Back at the Interplast office, we were meeting for hourly updates, each one of us working the phone and fax machine. Once we had finally gotten word that Larry would be able to obtain a temporary passport, we turned our attention to the other major problem — a visa. Mr. Thana at the Vietnamese Consulate in Washington, D.C. (at the time there was not yet a consulate in San Francisco) insisted that he had to put the visa in the passport, in spite of the special circumstances. He was accommodating within his boundaries — he was even willing to come into the office on Saturday to get the passport if we Fedexed it to him, but then we wouldn’t have it back until Monday, and Larry wouldn’t be able to leave until Monday night.
We turned the heat up under Mr. Thana as high as we could. Once again, we got on the phone to the various political connections we had in Washington, D.C. Our highly-placed friends made calls to Mr. Thana — he was immovable.
Luckily, we had a copy of the original visa which was in the original passport before both were lost. We decided to take our chances and send Larry to Vietnam with the temporary passport and the photocopied visa. But then another wrinkle appeared. China Air could get penalized $10,000 if they allowed someone to board with improper documents. Our Sales Rep at China Air along with our travel agent joined the team effort. If Larry had been leaving from San Francisco, the Sales Rep could have assured us that he would be able to board. She was not sure about the Los Angeles personnel. To complicate matters further, the shift would change at 5 PM., and she couldn’t contact the people who would be on duty until then.
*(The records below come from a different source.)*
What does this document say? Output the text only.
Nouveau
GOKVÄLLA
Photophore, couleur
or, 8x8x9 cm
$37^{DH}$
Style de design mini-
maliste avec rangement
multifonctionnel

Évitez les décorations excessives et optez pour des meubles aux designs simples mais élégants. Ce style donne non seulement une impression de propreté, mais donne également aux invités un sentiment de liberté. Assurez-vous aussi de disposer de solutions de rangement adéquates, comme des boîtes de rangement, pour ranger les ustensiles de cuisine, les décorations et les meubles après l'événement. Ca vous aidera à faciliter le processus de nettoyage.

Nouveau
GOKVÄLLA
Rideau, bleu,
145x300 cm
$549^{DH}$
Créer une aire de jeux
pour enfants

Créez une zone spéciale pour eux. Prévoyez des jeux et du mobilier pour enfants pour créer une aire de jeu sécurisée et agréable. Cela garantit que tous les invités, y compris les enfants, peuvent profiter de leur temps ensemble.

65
Once we decided that he could probably get by with the photocopy, there was nothing left to do except wait until we got word from China Air. Larry had a business-related dinner engagement, and he hadn’t yet packed. We stayed in touch all evening via cell phone. At 5:30 P.M. we got word that China Air in Los Angeles would allow him to board.
Larry called at 11 PM. to let us know that he had checked in. The plane left late, it was overloaded, the film crew’s equipment was off-loaded and arrived a day late, which meant that the team left for the provinces without the film crew, they caught up. ..but that’s another story.
Volunteers and staff worked as a team and pulled it off. The trip was a complete success-and we have a little gold statue to prove it.